Before that day — that moment and those that followed — Parker aspired to be a celebrity makeup artist.

Then came the shooter.

He murdered the set of people in the first bathroom stall, then the second. He shot all three girls, Parker in her arm and breast, and cousin Murray, 18, in her arms.

Captive in the bathroom for three hours, Parker witnessed the gunman make his rounds, sometimes shooting at dead bodies. When he returned to the bathroom — which he did three more times — she stared at him.

“I want him to think, at least I died with my eyes open,” she said.

She eyed the standoff between the gunman and the police outside. She saw his body fall to the ground and bullets ricochet.

But she didn’t see that one of the gunman’s last three shots hit Murray’s ear — a blow that made her the youngest of 49 victims.

“For a long time, I was messed up,” Parker said. “I didn’t know what direction of life I was going to take, and I didn’t know what I was going to do.”

Her godsister, Benita Dowdell-Price, said in an interview with the Orlando Sentinel that Parker would often ask why she was spared in the shooting. But, she said, speaking with other survivors through VictimsFirst gave Parker a purpose.

“I was very much concerned about it until I saw her actually do it and it became therapeutic for her,” she said. “This is why she’s still supposed to be here.”

In an epiphany, Parker began advocacy work in 2019, which led her to Jeff Dion, executive director of the Mass Violence Survivors Fund. That organization works in conjunction with VictimsFirst — the latter aids in the immediate aftermath of a shooting and the fund delivers community donations to survivors and families of victims.

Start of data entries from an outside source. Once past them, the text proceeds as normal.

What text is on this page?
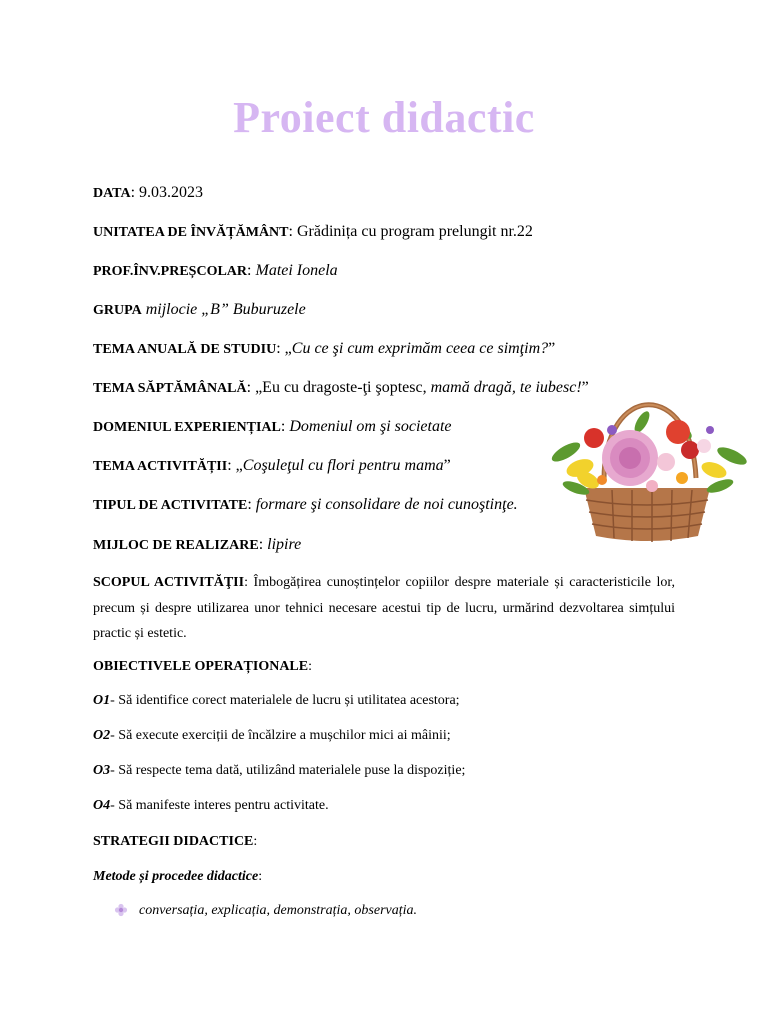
Proiect didactic
DATA: 9.03.2023
UNITATEA DE ÎNVĂȚĂMÂNT: Grădinița cu program prelungit nr.22
PROF.ÎNV.PREȘCOLAR: Matei Ionela
GRUPA mijlocie „B” Buburuzele
TEMA ANUALĂ DE STUDIU: „Cu ce şi cum exprimăm ceea ce simţim?”
TEMA SĂPTĂMÂNALĂ: „Eu cu dragoste-ţi şoptesc, mamă dragă, te iubesc!”
DOMENIUL EXPERIENȚIAL: Domeniul om şi societate
TEMA ACTIVITĂȚII: „Coşuleţul cu flori pentru mama”
TIPUL DE ACTIVITATE: formare şi consolidare de noi cunoştinţe.
MIJLOC DE REALIZARE: lipire
SCOPUL ACTIVITĂŢII: Îmbogățirea cunoștințelor copiilor despre materiale și caracteristicile lor, precum și despre utilizarea unor tehnici necesare acestui tip de lucru, urmărind dezvoltarea simțului practic și estetic.
OBIECTIVELE OPERAȚIONALE:
O1- Să identifice corect materialele de lucru și utilitatea acestora;
O2- Să execute exerciții de încălzire a mușchilor mici ai mâinii;
O3- Să respecte tema dată, utilizând materialele puse la dispoziție;
O4- Să manifeste interes pentru activitate.
STRATEGII DIDACTICE:
Metode și procedee didactice:
conversația, explicația, demonstrația, observația.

In 2021, Parker served on committees Dion oversaw for other shootings, like Buffalo and Oxford. There, she offered a survivor’s opinion while fellow committee members determined how to distribute funds to the communities.

“[Parker] more than other committee members would engage in direct contact with survivors,” Dion said.

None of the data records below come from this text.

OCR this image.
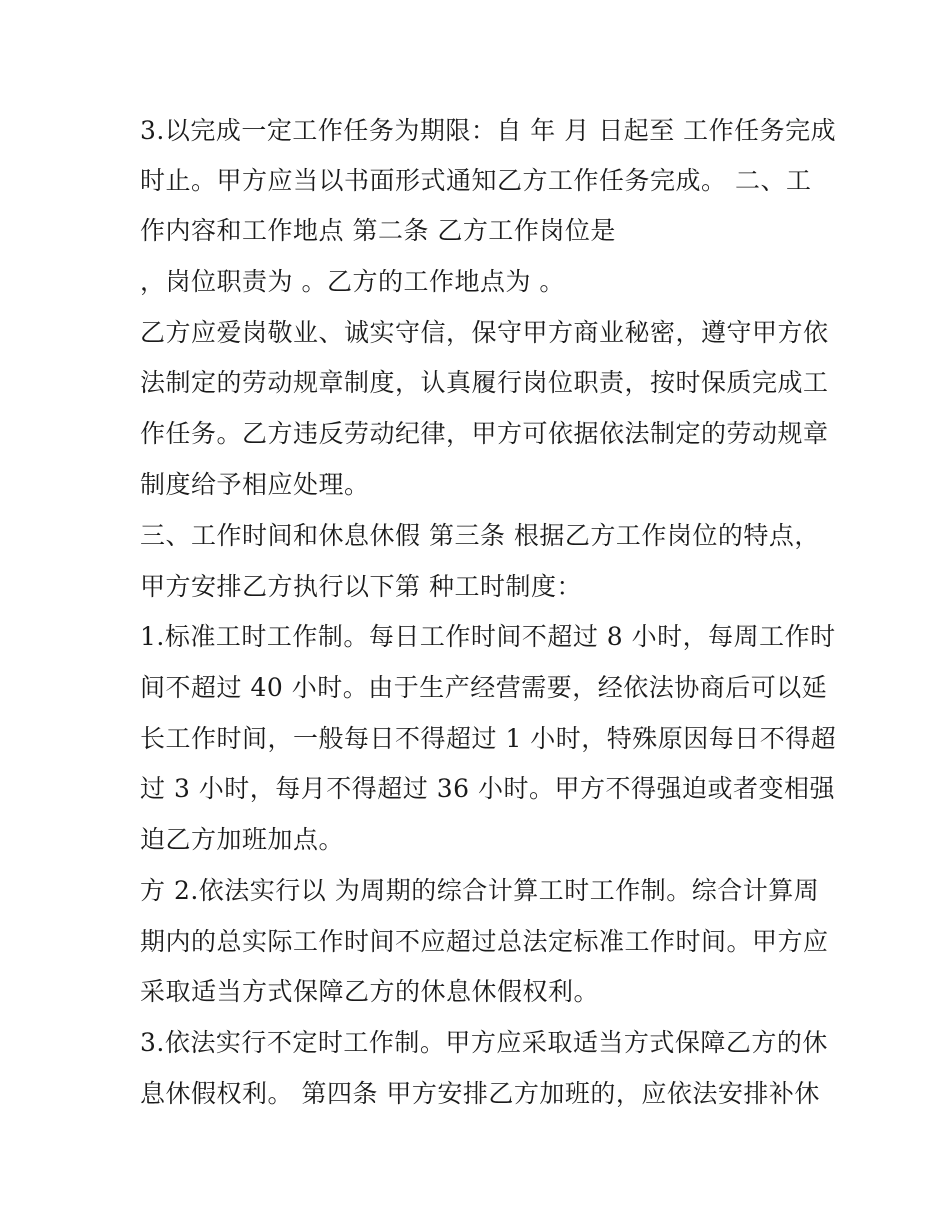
3.以完成一定工作任务为期限：自 年 月 日起至 工作任务完成
时止。甲方应当以书面形式通知乙方工作任务完成。 二、工
作内容和工作地点 第二条 乙方工作岗位是
，岗位职责为 。乙方的工作地点为 。
乙方应爱岗敬业、诚实守信，保守甲方商业秘密，遵守甲方依
法制定的劳动规章制度，认真履行岗位职责，按时保质完成工
作任务。乙方违反劳动纪律，甲方可依据依法制定的劳动规章
制度给予相应处理。
三、工作时间和休息休假 第三条 根据乙方工作岗位的特点，
甲方安排乙方执行以下第 种工时制度：
1.标准工时工作制。每日工作时间不超过 8 小时，每周工作时
间不超过 40 小时。由于生产经营需要，经依法协商后可以延
长工作时间，一般每日不得超过 1 小时，特殊原因每日不得超
过 3 小时，每月不得超过 36 小时。甲方不得强迫或者变相强
迫乙方加班加点。
方 2.依法实行以 为周期的综合计算工时工作制。综合计算周
期内的总实际工作时间不应超过总法定标准工作时间。甲方应
采取适当方式保障乙方的休息休假权利。
3.依法实行不定时工作制。甲方应采取适当方式保障乙方的休
息休假权利。 第四条 甲方安排乙方加班的，应依法安排补休
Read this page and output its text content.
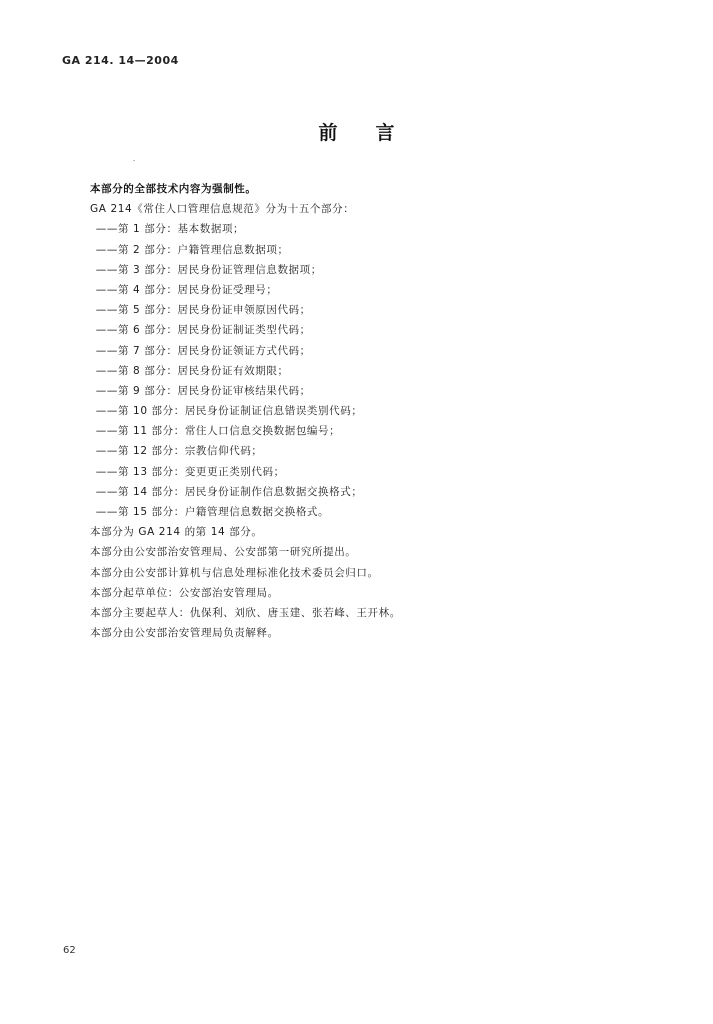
GA 214. 14—2004
前 言
本部分的全部技术内容为强制性。
GA 214《常住人口管理信息规范》分为十五个部分：
——第 1 部分：基本数据项；
——第 2 部分：户籍管理信息数据项；
——第 3 部分：居民身份证管理信息数据项；
——第 4 部分：居民身份证受理号；
——第 5 部分：居民身份证申领原因代码；
——第 6 部分：居民身份证制证类型代码；
——第 7 部分：居民身份证领证方式代码；
——第 8 部分：居民身份证有效期限；
——第 9 部分：居民身份证审核结果代码；
——第 10 部分：居民身份证制证信息错误类别代码；
——第 11 部分：常住人口信息交换数据包编号；
——第 12 部分：宗教信仰代码；
——第 13 部分：变更更正类别代码；
——第 14 部分：居民身份证制作信息数据交换格式；
——第 15 部分：户籍管理信息数据交换格式。
本部分为 GA 214 的第 14 部分。
本部分由公安部治安管理局、公安部第一研究所提出。
本部分由公安部计算机与信息处理标准化技术委员会归口。
本部分起草单位：公安部治安管理局。
本部分主要起草人：仇保利、刘欣、唐玉建、张若峰、王开林。
本部分由公安部治安管理局负责解释。
62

Later that year, VictimsFirst co-founder Anita Busch invited Parker to join her organization. When there’s a shooting, the VictimsFirst members available at the time flock to the site to evaluate what the community needs, which often depends on the actual location.

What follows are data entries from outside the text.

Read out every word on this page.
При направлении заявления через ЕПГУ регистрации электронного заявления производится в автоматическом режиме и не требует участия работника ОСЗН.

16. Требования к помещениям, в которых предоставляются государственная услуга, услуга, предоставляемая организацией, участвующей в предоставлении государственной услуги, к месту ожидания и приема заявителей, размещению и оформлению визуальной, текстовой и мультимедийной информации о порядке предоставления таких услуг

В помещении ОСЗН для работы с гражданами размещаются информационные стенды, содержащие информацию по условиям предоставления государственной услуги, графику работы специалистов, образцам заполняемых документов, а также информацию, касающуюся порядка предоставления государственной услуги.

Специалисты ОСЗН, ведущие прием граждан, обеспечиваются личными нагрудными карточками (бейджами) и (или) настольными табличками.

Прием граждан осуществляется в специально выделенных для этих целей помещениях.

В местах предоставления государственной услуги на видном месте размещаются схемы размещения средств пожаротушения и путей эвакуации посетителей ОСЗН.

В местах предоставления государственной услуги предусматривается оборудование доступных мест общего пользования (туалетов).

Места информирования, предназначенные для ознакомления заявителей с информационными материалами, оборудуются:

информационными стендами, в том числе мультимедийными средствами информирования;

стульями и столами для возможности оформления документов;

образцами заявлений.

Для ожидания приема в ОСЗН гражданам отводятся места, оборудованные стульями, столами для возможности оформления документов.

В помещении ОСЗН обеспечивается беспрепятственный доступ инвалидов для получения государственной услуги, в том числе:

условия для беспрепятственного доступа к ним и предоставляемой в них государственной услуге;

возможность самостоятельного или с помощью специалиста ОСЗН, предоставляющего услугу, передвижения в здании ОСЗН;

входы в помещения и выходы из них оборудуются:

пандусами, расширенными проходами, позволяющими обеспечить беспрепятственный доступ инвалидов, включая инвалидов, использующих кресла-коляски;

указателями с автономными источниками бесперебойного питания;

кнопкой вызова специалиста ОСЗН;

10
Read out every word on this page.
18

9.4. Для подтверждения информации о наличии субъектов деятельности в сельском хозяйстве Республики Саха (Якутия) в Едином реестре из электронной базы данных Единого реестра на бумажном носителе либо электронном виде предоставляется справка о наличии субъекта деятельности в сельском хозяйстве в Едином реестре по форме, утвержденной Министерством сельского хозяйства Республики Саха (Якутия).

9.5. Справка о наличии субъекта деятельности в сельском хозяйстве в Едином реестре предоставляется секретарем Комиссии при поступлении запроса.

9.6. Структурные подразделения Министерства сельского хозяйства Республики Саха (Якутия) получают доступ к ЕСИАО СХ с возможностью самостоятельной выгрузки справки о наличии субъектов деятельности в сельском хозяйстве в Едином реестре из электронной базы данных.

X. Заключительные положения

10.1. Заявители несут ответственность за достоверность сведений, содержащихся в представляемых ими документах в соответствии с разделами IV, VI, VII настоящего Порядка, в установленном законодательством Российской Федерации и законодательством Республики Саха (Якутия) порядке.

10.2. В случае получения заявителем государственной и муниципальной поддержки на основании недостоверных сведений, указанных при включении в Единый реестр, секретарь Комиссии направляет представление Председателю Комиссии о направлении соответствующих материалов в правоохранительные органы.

In Uvalde, Texas, where a gunman shot and killed 19 kids and two adults, VictimsFirst volunteers focused on in-person conversations and bills that had to be handled in paper form because of a lack of Wi-Fi in the rural environment.

But after the Club Q shooting in Colorado Springs, Parker remembered the community there expressing a greater interest in mental health services than some of the other sites she’s visited.

Parker appreciates the authenticity of both VictimsFirst and the Mass Violence Survivors Fund. Having returned to Philadelphia after the shooting, she said it was difficult determining which Orlando-based groups seeking to commemorate the Pulse tragedy were worthwhile.

“I was so tired of different organizations asking me, ‘We would love to have you on the board,’ just to have my name on the board,” she said.

Parker said talking to survivors makes her feel good.

“The most meaningful part of it is they always say, ‘Thank you,’” she said.

Still, it can be overwhelming at times to relive her trauma. When her work becomes triggering, she said she takes a moment to herself to breathe, meditate and disconnect from the job.

“The solace that it brings me is that I was able to help them so I can continue to move forward,” she said.

Parker said her cousin Murray would be proud of where she is now. In her free time, Parker still works with makeup, which she said Murray would be especially happy about.

“Turn your pain into gain. She had it written on her wall in her bedroom. It’s still there to this day,” she said. “I just refuse to let her name go in vain. I feel like I owe it to her.”